The Company believes the project has very high potential to locate economic heavy mineral deposits along the fossil shoreline, and more importantly that gold, platinum metals and possibly diamonds are likely to be accessories to the economic mineral assemblage.

 

 

Copper

 

Base Metals

Some large Proterozoic base metal deposits form at or near the ground surface within fine-grained sediments adjacent to large fault zones which existed at the time of sediment deposition. Hot hypersaline solutions, probably derived from buried salt deposits, leach the metals from rocks and carry them to the surface where they form metal sulphide deposits. Large domal features commonly occur in the vicinity of the deposits. Basalts may be an important source of metal for copper deposits.

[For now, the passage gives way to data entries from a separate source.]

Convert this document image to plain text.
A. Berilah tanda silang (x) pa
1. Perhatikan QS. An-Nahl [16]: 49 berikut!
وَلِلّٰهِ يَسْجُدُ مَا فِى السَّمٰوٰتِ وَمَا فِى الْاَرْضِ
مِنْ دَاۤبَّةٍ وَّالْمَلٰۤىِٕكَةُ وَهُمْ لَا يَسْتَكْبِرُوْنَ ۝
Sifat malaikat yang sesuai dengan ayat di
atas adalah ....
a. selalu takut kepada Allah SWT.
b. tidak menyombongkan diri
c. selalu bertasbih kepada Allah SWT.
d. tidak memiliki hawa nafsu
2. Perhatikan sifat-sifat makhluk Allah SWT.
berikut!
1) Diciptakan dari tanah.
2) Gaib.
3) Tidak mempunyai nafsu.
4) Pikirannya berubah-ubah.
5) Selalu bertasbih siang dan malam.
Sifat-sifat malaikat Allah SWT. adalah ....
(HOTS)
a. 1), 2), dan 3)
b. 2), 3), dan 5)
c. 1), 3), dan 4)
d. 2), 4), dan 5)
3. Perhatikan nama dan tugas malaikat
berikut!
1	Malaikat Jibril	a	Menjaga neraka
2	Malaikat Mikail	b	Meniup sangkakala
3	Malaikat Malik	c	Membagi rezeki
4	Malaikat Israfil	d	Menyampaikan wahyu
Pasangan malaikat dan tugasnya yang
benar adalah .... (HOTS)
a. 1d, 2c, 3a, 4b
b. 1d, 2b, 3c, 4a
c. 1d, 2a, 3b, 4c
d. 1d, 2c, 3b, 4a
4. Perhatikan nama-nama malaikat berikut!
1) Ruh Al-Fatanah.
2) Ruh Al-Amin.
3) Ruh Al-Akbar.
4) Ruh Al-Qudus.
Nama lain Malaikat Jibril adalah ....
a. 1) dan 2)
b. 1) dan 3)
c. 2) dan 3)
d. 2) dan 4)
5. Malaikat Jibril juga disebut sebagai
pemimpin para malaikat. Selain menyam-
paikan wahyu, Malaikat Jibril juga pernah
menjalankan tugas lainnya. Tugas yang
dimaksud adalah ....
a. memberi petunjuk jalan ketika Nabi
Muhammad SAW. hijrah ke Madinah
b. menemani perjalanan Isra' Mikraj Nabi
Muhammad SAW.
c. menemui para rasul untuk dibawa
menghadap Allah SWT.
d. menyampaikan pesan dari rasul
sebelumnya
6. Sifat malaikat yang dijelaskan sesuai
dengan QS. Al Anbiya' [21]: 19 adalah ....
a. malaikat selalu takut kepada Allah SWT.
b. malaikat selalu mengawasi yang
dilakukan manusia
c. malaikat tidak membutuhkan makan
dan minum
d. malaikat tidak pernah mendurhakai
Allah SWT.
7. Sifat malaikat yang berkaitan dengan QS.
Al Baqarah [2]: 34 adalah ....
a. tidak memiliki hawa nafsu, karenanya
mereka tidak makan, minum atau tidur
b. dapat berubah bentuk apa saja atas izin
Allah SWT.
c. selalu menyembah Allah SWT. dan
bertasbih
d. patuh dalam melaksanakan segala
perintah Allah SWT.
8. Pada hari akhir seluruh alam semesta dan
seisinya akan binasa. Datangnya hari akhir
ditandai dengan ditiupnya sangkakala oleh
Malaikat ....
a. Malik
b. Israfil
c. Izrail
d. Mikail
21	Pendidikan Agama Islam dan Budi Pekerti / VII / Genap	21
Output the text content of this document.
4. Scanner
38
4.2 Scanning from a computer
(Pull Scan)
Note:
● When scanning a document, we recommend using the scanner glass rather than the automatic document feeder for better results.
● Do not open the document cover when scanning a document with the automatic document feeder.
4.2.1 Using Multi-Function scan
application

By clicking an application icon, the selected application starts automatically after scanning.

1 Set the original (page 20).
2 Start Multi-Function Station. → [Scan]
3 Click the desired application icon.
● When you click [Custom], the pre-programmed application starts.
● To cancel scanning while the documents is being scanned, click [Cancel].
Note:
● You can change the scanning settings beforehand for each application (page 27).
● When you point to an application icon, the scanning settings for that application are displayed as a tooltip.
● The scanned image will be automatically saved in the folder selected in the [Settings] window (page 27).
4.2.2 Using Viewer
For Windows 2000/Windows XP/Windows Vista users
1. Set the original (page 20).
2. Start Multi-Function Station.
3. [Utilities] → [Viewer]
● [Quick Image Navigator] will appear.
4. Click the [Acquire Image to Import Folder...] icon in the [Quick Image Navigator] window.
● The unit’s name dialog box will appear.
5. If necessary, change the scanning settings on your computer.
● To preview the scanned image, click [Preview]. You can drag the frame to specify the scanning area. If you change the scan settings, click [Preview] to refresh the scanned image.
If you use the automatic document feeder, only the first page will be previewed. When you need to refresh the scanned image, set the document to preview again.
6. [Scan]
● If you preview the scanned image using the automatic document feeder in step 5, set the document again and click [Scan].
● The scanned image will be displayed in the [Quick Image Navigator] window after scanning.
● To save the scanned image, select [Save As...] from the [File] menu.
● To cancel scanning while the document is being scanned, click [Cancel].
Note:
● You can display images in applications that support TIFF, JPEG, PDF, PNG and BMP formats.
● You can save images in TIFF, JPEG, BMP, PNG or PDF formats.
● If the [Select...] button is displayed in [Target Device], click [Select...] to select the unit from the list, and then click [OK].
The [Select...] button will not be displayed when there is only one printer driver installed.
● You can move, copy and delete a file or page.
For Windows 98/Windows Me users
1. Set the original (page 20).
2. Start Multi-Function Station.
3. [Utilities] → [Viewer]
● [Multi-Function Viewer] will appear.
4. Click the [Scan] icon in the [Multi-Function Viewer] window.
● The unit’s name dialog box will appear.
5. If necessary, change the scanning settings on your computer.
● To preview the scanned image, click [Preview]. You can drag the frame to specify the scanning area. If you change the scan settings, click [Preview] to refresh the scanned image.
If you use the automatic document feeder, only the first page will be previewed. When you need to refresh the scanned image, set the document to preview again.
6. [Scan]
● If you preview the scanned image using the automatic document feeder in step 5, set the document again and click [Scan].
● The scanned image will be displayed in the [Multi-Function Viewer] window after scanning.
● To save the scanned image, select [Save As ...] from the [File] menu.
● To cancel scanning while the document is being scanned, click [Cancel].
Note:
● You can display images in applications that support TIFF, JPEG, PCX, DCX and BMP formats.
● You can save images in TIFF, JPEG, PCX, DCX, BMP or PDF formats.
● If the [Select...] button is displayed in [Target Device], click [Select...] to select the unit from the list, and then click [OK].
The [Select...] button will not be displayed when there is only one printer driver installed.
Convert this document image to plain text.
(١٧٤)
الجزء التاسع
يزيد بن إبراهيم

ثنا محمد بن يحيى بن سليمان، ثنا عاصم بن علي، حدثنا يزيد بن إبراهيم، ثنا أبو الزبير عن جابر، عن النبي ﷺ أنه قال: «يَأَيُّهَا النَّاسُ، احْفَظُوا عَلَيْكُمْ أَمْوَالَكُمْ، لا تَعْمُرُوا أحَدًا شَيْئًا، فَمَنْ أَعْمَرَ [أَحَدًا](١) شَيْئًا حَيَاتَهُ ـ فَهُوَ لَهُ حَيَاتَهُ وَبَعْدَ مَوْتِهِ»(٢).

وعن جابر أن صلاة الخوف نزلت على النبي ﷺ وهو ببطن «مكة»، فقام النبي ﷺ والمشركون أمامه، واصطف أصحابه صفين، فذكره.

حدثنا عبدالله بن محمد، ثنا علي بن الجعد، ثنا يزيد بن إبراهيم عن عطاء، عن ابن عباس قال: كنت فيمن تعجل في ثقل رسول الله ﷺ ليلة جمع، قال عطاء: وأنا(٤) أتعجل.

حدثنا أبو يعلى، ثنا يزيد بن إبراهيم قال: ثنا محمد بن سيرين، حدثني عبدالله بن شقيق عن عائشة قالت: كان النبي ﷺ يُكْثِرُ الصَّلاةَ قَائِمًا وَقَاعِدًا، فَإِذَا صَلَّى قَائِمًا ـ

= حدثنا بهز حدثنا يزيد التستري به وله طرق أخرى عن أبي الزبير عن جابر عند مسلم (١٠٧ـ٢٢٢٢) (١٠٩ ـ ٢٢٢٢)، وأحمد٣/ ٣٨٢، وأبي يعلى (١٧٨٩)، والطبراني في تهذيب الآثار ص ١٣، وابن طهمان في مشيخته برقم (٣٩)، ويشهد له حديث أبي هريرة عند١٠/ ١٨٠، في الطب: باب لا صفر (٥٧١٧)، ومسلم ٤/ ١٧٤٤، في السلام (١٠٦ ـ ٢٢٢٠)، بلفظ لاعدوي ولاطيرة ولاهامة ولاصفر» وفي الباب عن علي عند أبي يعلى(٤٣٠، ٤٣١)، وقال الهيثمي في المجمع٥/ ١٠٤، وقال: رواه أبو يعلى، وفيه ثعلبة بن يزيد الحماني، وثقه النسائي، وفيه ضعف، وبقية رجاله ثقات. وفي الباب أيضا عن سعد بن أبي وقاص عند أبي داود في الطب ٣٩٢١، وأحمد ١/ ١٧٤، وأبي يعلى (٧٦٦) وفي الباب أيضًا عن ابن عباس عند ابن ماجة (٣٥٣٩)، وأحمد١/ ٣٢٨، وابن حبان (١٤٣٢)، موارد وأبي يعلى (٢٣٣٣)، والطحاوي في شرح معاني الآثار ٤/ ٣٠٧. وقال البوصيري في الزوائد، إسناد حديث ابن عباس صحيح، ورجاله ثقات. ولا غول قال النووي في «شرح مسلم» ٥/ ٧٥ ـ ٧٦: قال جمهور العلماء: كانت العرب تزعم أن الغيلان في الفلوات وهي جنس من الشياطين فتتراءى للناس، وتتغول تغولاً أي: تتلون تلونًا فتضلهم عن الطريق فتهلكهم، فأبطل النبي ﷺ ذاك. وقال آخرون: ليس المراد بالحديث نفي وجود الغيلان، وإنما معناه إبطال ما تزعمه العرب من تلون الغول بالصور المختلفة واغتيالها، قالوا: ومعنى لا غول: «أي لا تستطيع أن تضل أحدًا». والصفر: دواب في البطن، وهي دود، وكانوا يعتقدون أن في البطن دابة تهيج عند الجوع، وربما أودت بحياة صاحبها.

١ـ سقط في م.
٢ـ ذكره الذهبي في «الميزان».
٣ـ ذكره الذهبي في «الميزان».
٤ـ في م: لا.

The search for such deposits usually involves recognition of a favourable geological setting (presence of fine grained evaporitic sediments of Proterozoic age with adjacent large faults), geochemical and geophysical surveys and drilling. Proterozoic aged rocks are hosts to many of the larger base metal deposits in Australia and Diatreme considers that these rocks are the best place to explore for base metal deposits in Australia. Diatreme's major base metal project, the Bellfield Project, is situated in Proterozoic rocks to the southwest of Georgetown in north Queensland. The aim of the Bellfield Base Metal Project is to discover a major Mount Isa style copper-lead-zinc-silver deposit.